JBoss 4.0 encompasses two parallel strategies, both short term and long term, both leveraging on one another. Our short term strategy is our J2EE application server. In JBoss 4 we plan to address the following with our J2EE offering:

Future Directions

Our long term strategy is based on the idea of Plain Old Java Objects (POJOs). Much of the direction of new open source and commercial projects is to ease the development process by allowing programmers to work with plain Java classes rather than complex APIs and specifications. Many times these open specifications intrude on the development process and sometimes are complete overkill in the overall application architecture. JBoss 4 introduces a POJO-based strategy that allows developers to focus on writing their business logic in pure, simple Java, and applying system level architecture later on in the iterative development process. Business logic gets encapsulated within simple, reusable object models, and system level middleware like caching, remoting, transactions, and persistence are integrated via aspects, not through modification of the base application code. This allows application developers a simpler approach to writing complex programs and allows them to have a common object model that can have middleware applied to it in different ways and at different times depending on the use of the software.

The POJO kernel

These components make up the core building blocks that allow us to bring middleware to plain old Java objects.
  • MicroJBoss - our jmx microkernel that has been around since the 3.0 series tailored for POJO development. MicroJBoss gives us a lightweight component model. Allows us to declare configuration of core components, provides us with core features like component loading, hot deployment, and dependency management. It gives JBoss 4 a lightweight spine to load and configure JBoss and user services.
  • JBoss AOP. This is our Aspect-Oriented Programming framework. This tool gives us the ability to define and attach middleware services transparently and implicitly to POJOs (plain old Java objects).
  • JTA - transaction manager, a simple, but powerful API to provide transaction management for ACID behavior.
  • JBoss Remoting. An framework written to abstract out distributed communications. It is fully URL based and can provide seemless integration with a variety of protocols like SOAP, RMI, IIOP, or custom fast socket based communications.
  • JGroups. Our reliable group communication framework and basis for JBoss Clustering.

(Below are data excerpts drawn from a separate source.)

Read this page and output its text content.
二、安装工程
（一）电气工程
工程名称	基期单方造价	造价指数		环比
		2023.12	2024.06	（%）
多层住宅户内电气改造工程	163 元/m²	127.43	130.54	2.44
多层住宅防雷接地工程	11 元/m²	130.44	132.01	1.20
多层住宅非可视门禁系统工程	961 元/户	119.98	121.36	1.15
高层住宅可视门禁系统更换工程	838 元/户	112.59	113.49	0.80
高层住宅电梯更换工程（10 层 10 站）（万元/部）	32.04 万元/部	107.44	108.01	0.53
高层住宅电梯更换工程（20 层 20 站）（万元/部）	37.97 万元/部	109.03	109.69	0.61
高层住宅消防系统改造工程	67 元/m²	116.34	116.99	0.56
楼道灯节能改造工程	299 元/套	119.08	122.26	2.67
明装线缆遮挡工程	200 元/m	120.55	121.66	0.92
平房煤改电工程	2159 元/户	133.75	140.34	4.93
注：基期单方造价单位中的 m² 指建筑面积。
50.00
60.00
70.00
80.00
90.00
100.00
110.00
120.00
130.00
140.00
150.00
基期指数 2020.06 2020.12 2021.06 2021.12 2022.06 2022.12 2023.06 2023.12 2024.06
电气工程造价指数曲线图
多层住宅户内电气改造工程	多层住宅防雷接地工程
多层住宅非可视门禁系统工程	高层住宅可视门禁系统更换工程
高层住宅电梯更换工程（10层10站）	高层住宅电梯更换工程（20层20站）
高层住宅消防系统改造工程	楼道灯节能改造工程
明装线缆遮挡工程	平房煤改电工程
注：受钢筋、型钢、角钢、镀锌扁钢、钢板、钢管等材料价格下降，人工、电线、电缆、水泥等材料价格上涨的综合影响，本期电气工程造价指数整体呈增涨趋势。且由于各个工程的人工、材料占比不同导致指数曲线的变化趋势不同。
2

Aspect-Oriented Middleware

On top of our cores services, we are offering simplified middleware for plain Java objects that effectively provides J2EE a la carte.
  • Persitence - Hibernate. Hibernate is the most popular Java Object/Relational Mapping solution. It is a powerful API for mapping plain Java objects to your relational tables. Hibernate is also one of the key players on the JDO 2 specification committee.
  • AOP remoting - Built on top of our core JBoss Remoting framework, these set of aspects allow developers to take any plain Java object and communicate to it over the network. No IDL definition phase like in CORBA. No precompilation like in RMI with rmic. Any POJO can be remotely accessed if so desired by any protocol offered by the JBoss Remoting framework.
  • AOP Clustering. Taking the best out of our JBoss Clustering project, this aspect expands on AOP Remoting to provide fault tolerance and load balancing to any remote POJOs.
  • Simple AOP Asynchronous Invocations. Allows you to easily tag a POJOs method to be *oneway*. That it is a fire-and-forget method that can be run in the background either with a Thread, or through a JMS queue.
  • AOP caching. Transparent transactional and replicated POJOs through our AOP Cache. This allows you to insert plain Java objects into a cache and these objects instantly become ACID and replicatable across a cluster.